On Tibet

Sometimes, the slight elevation of my e-soap box causes me to give in to the urge to go off message. My apologies in advance. But the Prime Minister is embroiled in a so-called diplomatic row for having said ‘there are significant human rights problems in Tibet’. The Chinese response was ‘people in Tibet are now enjoying democracy and wonderful human rights protection’. What drugs are their speech writers on? Or have they been talking with Tariq Aziz (remember him from the beginning of the Iraq War?). Why, as a PR exercise, would you denigrate a smiley monk with a Nobel Peace Prize, whom everyone believes to be the Gandhi of our age in so preposterously old fashionedly Newspeak-like a manner as this Xinhua wonder with its claims which leap off the page as preposterous lies, absurd propaganda?

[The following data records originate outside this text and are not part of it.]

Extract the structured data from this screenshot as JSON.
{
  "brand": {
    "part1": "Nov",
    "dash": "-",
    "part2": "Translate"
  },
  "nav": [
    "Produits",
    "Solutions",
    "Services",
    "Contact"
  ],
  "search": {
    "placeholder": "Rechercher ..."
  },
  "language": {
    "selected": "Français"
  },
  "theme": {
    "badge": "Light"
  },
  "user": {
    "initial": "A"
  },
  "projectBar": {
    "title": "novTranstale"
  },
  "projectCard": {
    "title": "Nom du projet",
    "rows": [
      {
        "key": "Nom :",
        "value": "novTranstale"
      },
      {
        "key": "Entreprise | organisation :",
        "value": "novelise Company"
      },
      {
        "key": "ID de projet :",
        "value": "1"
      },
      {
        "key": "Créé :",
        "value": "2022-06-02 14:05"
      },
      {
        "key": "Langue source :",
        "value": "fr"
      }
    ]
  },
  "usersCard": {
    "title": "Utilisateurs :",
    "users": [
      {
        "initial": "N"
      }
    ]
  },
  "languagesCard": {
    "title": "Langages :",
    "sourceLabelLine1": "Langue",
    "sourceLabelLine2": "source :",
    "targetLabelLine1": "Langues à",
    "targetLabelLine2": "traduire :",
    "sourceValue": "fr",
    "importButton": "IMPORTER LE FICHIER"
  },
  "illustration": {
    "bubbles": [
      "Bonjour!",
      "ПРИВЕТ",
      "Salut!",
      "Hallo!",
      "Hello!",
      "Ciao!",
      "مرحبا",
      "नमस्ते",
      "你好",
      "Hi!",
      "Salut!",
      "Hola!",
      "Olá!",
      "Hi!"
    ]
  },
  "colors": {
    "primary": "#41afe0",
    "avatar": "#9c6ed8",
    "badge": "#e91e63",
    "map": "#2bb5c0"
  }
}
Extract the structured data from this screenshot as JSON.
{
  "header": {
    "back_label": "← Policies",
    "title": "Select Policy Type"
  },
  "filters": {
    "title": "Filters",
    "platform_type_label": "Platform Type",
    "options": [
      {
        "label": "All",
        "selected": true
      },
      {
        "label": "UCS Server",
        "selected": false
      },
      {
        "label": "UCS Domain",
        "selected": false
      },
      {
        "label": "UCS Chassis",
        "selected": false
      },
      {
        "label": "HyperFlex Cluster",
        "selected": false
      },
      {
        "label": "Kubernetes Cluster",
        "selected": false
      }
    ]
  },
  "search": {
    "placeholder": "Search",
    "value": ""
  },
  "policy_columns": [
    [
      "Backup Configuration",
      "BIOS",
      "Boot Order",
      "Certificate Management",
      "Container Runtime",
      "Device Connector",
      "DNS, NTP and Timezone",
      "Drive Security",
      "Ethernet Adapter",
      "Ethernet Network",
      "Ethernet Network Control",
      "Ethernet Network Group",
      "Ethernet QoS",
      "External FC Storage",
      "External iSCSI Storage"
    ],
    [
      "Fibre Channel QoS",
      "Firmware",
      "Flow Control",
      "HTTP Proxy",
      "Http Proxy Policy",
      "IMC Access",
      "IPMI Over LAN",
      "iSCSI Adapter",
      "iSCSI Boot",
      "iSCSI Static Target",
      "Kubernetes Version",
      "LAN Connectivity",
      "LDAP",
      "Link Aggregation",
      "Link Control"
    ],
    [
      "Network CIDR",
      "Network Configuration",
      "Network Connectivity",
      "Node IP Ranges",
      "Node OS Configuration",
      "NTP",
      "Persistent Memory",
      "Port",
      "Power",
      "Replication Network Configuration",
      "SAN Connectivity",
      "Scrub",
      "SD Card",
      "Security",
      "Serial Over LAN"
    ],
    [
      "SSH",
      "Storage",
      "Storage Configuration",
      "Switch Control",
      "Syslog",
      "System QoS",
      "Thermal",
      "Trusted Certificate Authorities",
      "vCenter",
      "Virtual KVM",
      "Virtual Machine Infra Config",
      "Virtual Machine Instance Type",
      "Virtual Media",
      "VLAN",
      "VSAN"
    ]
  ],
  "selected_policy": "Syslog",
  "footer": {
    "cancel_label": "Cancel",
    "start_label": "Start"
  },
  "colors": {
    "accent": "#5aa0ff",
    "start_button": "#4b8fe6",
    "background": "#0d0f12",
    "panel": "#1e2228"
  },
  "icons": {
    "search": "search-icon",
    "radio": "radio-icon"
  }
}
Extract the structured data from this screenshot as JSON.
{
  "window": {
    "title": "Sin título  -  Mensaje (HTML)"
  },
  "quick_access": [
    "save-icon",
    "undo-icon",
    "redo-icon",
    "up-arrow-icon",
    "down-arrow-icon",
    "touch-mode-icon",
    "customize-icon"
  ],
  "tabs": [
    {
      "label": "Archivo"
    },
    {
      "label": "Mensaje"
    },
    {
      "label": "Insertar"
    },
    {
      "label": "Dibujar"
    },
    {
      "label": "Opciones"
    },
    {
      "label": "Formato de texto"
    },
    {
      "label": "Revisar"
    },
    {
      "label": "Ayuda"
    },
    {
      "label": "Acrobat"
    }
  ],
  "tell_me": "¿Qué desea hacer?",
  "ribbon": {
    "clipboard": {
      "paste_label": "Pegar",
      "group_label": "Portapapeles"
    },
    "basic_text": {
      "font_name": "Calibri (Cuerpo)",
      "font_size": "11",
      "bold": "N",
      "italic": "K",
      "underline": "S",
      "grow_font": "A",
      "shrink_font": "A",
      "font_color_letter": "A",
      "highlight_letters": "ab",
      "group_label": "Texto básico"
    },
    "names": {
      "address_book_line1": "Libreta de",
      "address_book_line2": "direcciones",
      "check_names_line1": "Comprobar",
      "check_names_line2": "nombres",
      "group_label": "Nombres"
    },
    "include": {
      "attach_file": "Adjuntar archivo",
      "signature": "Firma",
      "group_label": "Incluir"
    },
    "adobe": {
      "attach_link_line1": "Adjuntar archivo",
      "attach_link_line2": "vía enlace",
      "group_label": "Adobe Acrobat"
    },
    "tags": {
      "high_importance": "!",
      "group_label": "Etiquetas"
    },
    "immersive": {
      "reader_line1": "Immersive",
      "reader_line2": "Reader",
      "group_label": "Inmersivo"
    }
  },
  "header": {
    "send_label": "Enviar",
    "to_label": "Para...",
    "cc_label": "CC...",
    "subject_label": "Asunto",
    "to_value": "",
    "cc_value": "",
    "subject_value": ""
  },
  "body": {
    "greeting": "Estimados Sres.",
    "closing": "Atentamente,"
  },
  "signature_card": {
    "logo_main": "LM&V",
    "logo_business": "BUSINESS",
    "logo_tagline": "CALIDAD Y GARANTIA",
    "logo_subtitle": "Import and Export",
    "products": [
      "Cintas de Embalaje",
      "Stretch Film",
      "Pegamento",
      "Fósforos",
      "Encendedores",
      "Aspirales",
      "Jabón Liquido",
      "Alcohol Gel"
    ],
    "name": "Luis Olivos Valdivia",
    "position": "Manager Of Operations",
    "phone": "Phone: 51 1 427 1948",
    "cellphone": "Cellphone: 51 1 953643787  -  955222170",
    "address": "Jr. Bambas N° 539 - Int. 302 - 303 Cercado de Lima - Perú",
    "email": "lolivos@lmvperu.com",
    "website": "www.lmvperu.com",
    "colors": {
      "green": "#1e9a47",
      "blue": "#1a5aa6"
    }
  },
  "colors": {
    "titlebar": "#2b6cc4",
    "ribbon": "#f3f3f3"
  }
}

Actually, I’d prefer it this way; it’s better than a world run entirely by spin doctors, which must not be that far off given that Hamas spent £100,000 on a public relations job not so long ago. I like my propaganda to sound reassuringly like propaganda.

Why would you claim a paradise of human rights observance when tourists and foreign journalists are not allowed into the country and may not be until the Olympics are over (see this Age article), the local media couterintuitively do not even report the comments, the internet is heavily censored in China, there’s a media blackout inside Tibet, and the Dalai Lama has been involuntarily exiled for 50 years, kicked out by the People’s Revolutionary Army in the last great sovereignty acquisition by conquest, after the world decided to set up the UN, one of the central tenets of which would be that you really shouldn’t be able to acquire sovereignty by invading people anymore? Since this is a law blog, it is worth noting, incidentally, that this makes China’s occupation of Tibet (which the Australian Government recognises) uniquely illegal in international law, if anyone cares about international law any more.

I suppose freedom of speech and freedom of religion might be argued in these difficult times to be namby pamby latte set luxuries, but there is also the problem that Buddhist nuns — freaking nuns, for Christ’s sake — who commit thoughtcrime by saying, in public ‘Long Live the Dalai Lama’ have their virginity ripped apart by being concurrently anally raped with live electric cattle prods and vaginally raped with sticks at the same while smoking soldiers stand and jeer before belting the nuns’ blood out of them with shiny shoes.

As in:

‘One nun was 22 at the time of arrest. She was ordered to strip and and was shocked all over with an electric cattle prod, which was also inserted into her rectum. A stick was put into her vagina. During this treatment, male prisoners watched and jeered from a window. Another nun reported “they were also ramming an electric cattle prod into my vagina and rectum.” Yet another nun was prodded so often in the rectum and vagina that she vomited and urinated blood. Arrested in July 1990, she was sent to a police hospital in early 1991 after a prison doctor said she would die if tortured any more. She escaped from that hospital and subsequently escaped to Dharamsala.’

And as in:

‘Once after we all shouted ‘Long live the Dalai Lama’ they started to kick and beat us so much that the ground was covered in blood.’

That’s torture isn’t it? Or is it just a ‘professional interrogation technique’? It’s so confusing these days.

I have been to Tibet. When I was there, it was a terrible place, 1984 brought to life, a cowering country suffering under the palpable oppression of a barbarian thought police. It is a place which is wracked with bitter unhappiness about Chinese occupation, a grim place, like a giant labour camp. Far richer than Burkina Faso where I have also travelled, but inestimably unhappier. Make no mistake, being a Tibetan in Tibet is a ritual, daily, humiliation, where security cameras swivel, neighbours are agents for the secret police, and Chinamen dress up as monks and report to Beijing about talk of the Supreme leader of Tibetan Buddhism. There is a grotesque irony that such a madly, crazily religious people should have been conquered by atheistic Communists who set about dismantling the Shangri-La like magic of the place and substituting dull utilitarian concrete greyness. The destruction by insane Cultural Revolutionaries of 6,000 exquisite Tibetan monasteries and nunneries must perpetually gut the Tibetans. Old Lhasa is being lost. The world’s most fantastic building, the Potala Palace, pictured above, has had a garish concrete concourse substituted for the old Tibetan village which used to nestle in its shadow:

A strongly autonomous Tibet in the Dalai Lama’s lifetime — the Dalai Lama gave up his call for independence in 1979 — would be a good thing. It would be a special place for the world, and would represent the success of a long-term non-violent struggle. The Dalai Lama would like to set up a Zone of Peace. Sounds kind of like a whacky project to our jaded ears in these difficult times, but it couldn’t hurt.